Saturday, July 24, 2010

King and Country Debate

I was researching the general field of debate when I came across "world's most prestigious debating society" and its famous debate.

My prior position is that debating societies reliably disappoint me. However, of the set of all things which at one point disappointed me, I have come to find value in many of them after more thoroughly investigation. Nevertheless, I was confident that Oxford Union would disappoint me.

Soon, I was reading that,
"It is no mere coincidence that the only country fighting for the cause of peace, Soviet Russia, is the country that has rid itself of the war-mongering clique."
Communism: for when you just aren't prestigious enough! Though the resemblance to anarchist rhetoric should not be denied,[1] one should also not deny the how hilariously wrong the dove side already is. Fighting for peace? No war-mongering clique? I can guess that Kenelm Digby had no shame and wasn't the least embarrassed by that little thing we called the Cold War. I wonder how he felt about the Gulags; they weren't dying in war, per se...

It was looking good for my preconceptions. There's of course more amusing absurdities that follow that line, but the real clincher has nothing much to do with Digby.

"What is generally forgotten (but arguably more significant as an example of the Union's commitment to freedom of speech) is that an attempt was made by several prominent Union members (including Randolph Churchill) to expunge this motion and the result of the debate from the Union's minute book. This attempt was roundly defeated — in a meeting far better attended than the original debate. Sir Edward Heath records in his memoirs that Randolph Churchill was then chased around Oxford by undergraduates who intended to debag him (i.e. humiliate him by removing his trousers), and was then fined by the police for being illegally parked."

"We're for peace! And we'll beat up anyone who disagrees with us!"

Just in case you think this is insufficient evidence for hypocrisy, I found more. Focus especially on the last two sentences.

"Speaking after the debate, Digby said: "I believe that the motion was representative neither of the majority of the undergraduates of Oxford nor of the youth of this country. I am certain if war broke out tomorrow the students of the university would flock to the recruiting office as their fathers and uncles did."[3] He was proved right. [...] McCallum recalled at the outbreak of war two students, "men of light and leading in their college and with a good academic record", visited him to say goodbye before leaving to join their units. Both of them had separately said that if they had to vote on the "King and Country" resolution then and there, they would do so. One of them said: "I am not going to fight for King and Country, and you will notice that no one, not Chamberlain, not Halifax, has asked us to".[12]"

Yes, the anarchists in the audience can relax. The Oxford Union stands for Stalin, not non-violence, pretences to the contrary notwithstanding.

Oh, and by the way, Oxford Union can go ahead and 'free speech' my ass.

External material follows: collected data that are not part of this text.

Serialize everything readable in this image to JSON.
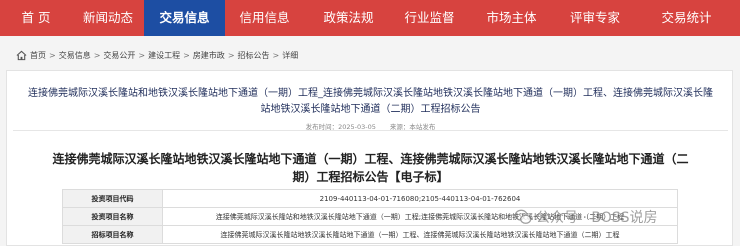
{
  "nav": {
    "items": [
      {
        "label": "首 页"
      },
      {
        "label": "新闻动态"
      },
      {
        "label": "交易信息",
        "active": true
      },
      {
        "label": "信用信息"
      },
      {
        "label": "政策法规"
      },
      {
        "label": "行业监督"
      },
      {
        "label": "市场主体"
      },
      {
        "label": "评审专家"
      },
      {
        "label": "交易统计"
      }
    ]
  },
  "breadcrumb": {
    "items": [
      "首页",
      "交易信息",
      "交易公开",
      "建设工程",
      "房建市政",
      "招标公告",
      "详细"
    ],
    "separator": ">"
  },
  "article": {
    "title": "连接佛莞城际汉溪长隆站和地铁汉溪长隆站地下通道（一期）工程_连接佛莞城际汉溪长隆站地铁汉溪长隆站地下通道（一期）工程、连接佛莞城际汉溪长隆站地铁汉溪长隆站地下通道（二期）工程招标公告",
    "publish_time": "发布时间：2025-03-05",
    "source": "来源：本站发布",
    "notice_title": "连接佛莞城际汉溪长隆站地铁汉溪长隆站地下通道（一期）工程、连接佛莞城际汉溪长隆站地铁汉溪长隆站地下通道（二期）工程招标公告【电子标】"
  },
  "info_table": {
    "rows": [
      {
        "label": "投资项目代码",
        "value": "2109-440113-04-01-716080;2105-440113-04-01-762604"
      },
      {
        "label": "投资项目名称",
        "value": "连接佛莞城际汉溪长隆站和地铁汉溪长隆站地下通道（一期）工程;连接佛莞城际汉溪长隆站和地铁汉溪长隆站地下通道（二期）工程"
      },
      {
        "label": "招标项目名称",
        "value": "连接佛莞城际汉溪长隆站地铁汉溪长隆站地下通道（一期）工程、连接佛莞城际汉溪长隆站地铁汉溪长隆站地下通道（二期）工程"
      }
    ]
  },
  "watermark": {
    "text": "公众号 · BOSS说房"
  },
  "colors": {
    "nav_bg": "#d7433f",
    "nav_active_bg": "#1d4ea3",
    "title_color": "#1f2d5a"
  }
}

[1] Anarchists; peace is always better than aggressive war and war is the result of a minority with the ability to externalize the costs of war. No coercive minority, no war. (War to defend property within one's borders is not by this definition aggressive.)

Monday, July 12, 2010

Bayesian Regress

I was fascinated to discover that the Bayesian reasoner's probability of Bayes' formula being true calculates to zero.

I should start by mentioning that my probability estimate for Bayes' formula being useful is 100%. At least I hope so, since I often use it.

To calculate the probability using Bayesian analysis requires assuming the Bayes formula - in classical terms, begging the question. But, I thought, perhaps the series can converge? Every run-through changes the probability assigned to the Bayes' formula step of the calculation, so it needs to be run until it settles down. However, any sub-unity number multiplied by itself enough times converges to zero. It's an article of Bayesian reasoning that no priors can be unity. Oops.

Bayes' formula was discovered and proved within the context of classical logic, and indeed even the Bayesian reasoner must use one prior step of classical logic before they go on their statistical voyage. They must assume that Bayes' formula is unconditionally true.

There's a similar problem estimating the odds of yourself being mistaken. If you run the calculation once, perhaps you get a reasonable number, like 2%. But this calculation is reflexive - the odds that you're mistaken about being that mistaken is 2%. Works out to a 3.96% chance of being mistaken. But it's reflexive, so...a Bayesian calculation shows I have a 100% chance of being mistaken on every subject. Therefore, I'm wrong that you can understand the individual words I'm now typing.

Though clearly nonsense, I enjoy this result because I've often suspected that self-doubt in the usual sense can't be logically upheld. Especially if I'm not evaluating evidence, but taking action, the correct course is insensitive to doubt. If I'm faced with a black box with several buttons, one of which will serve my goals if pushed, whether I assume I have a 30% chance of being wrong or a 0% chance, I push the same button. It only changes if I have a higher estimate of being right for some other button - but it changes instantly and entirely, so again my action indistinguishable from one with utter certainty.